Cette recension a été publiée dans le numéro d’automne 2025 de Politique étrangère (n° 3/2025). Denis Bauchard propose ici une analyse de l’ouvrage d’Adel Bakawan, La décomposition du Moyen-Orient. Trois ruptures qui ont fait basculer l’histoire (Tallandier, 2025, 320 pages).

À un moment où la confusion et le chaos semblent à leur comble dans un Moyen-Orient où les guerres se multiplient, le livre d’Adel Bakawan apporte une analyse lucide qui permet de bien comprendre les racines de cette situation, de mieux situer les acteurs essentiels et d’esquisser des scénarios d’avenir possibles.

Le point de départ de son analyse est le 11 Septembre et ses conséquences. Les États-Unis de George W. Bush s’engagent dans une politique ambitieuse : remodeler un « Grand Moyen-Orient », où régneraient la démocratie et la prospérité économique et qui contribuerait à la sécurité d’Israël. Cette « utopie » s’est brisée sur le mur des réalités. L’intervention de 2003 en Irak, qui violait l’ordre international, devait être suivie d’un nation-building mais a en fait débouché sur un fiasco multiforme : essor des mouvements terroristes, en particulier de Daech, fragmentation de l’Irak, installation d’un gouvernement dominé par les chiites à Bagdad et développement de l’influence iranienne, notamment à travers de nombreuses milices contrôlées et financées par Téhéran.

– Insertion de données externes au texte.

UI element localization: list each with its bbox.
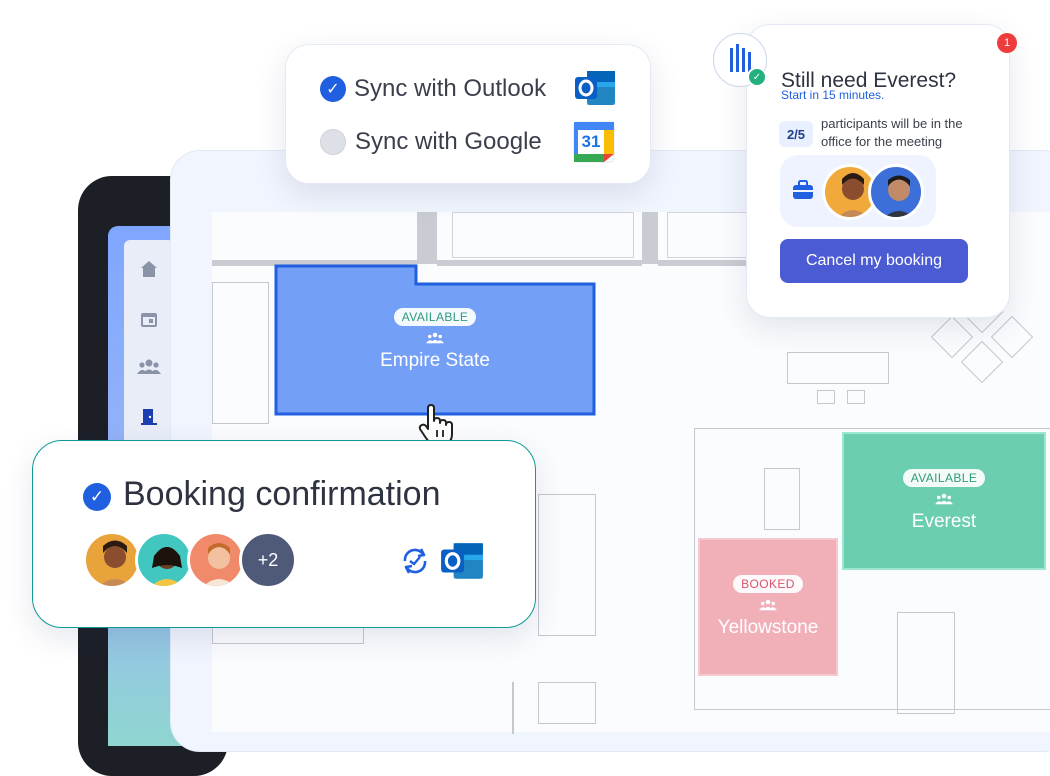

Le printemps arabe est devenu le « rêve avorté d’une génération », qui s’est traduit par des échecs répétés affectant tous les mouvements développés à partir de décembre 2011. Ces échecs devaient prendre diverses formes : des reconfigurations autoritaires, des situations de guerre civile, des États en décomposition ou faillis comme l’Irak et le Liban, tandis que d’autres peuples – les Kurdes et les Palestiniens – continuaient de revendiquer en vain un État. Cette évolution a renforcé les milices qui sont devenues des acteurs majeurs du jeu, comme le Hezbollah, les Houthis et le Hamas.

La perspective d’une certaine recomposition s’est cependant esquissée. L’Arabie saoudite, sous la direction du roi Salmane et de Mohammed ben Salmane, est apparue comme « l’architecte d’un nouveau Moyen-Orient », pratiquant un multi-alignement caractérisé par un rapprochement avec l’Iran, une réconciliation avec la Turquie et la volonté de normaliser ses relations avec Israël dans le cadre des accords d’Abraham. Ce processus fut brutalement interrompu le 7 octobre 2023. La guerre menée sur sept fronts par Israël a pour objectif une « victoire totale », notamment contre le Hamas. La Turquie, en contribuant à la chute du régime de Bachar Al-Assad, se voit offrir l’opportunité d’effectuer un « retour en force », tandis que Riyad a renoncé pour l’heure à normaliser ses relations avec Israël.

L’auteur décrit bien la montée en puissance de l’affrontement mené par Israël contre l’« Axe de la résistance ». Après les proxys décimés, c’est l’Iran lui-même qui est visé. À partir d’avril 2024, le conflit entre les deux pays est devenu frontal. La « guerre des 12 jours », survenue après la publication de l’ouvrage, et qui n’est que suspendue, le confirme et ne peut qu’interrompre ce processus de recomposition.

Ainsi l’avenir du Moyen-Orient reste-t‑il plus incertain que jamais. Israël, s’il engrange des succès militaires, n’envisage toujours aucune solution politique, aussi bien avec les Palestiniens qu’avec l’Iran. Donald Trump pourra-t‑il imposer la paix dans la région ? La lecture de cet ouvrage permet en tout cas de mieux comprendre enjeux et perspectives.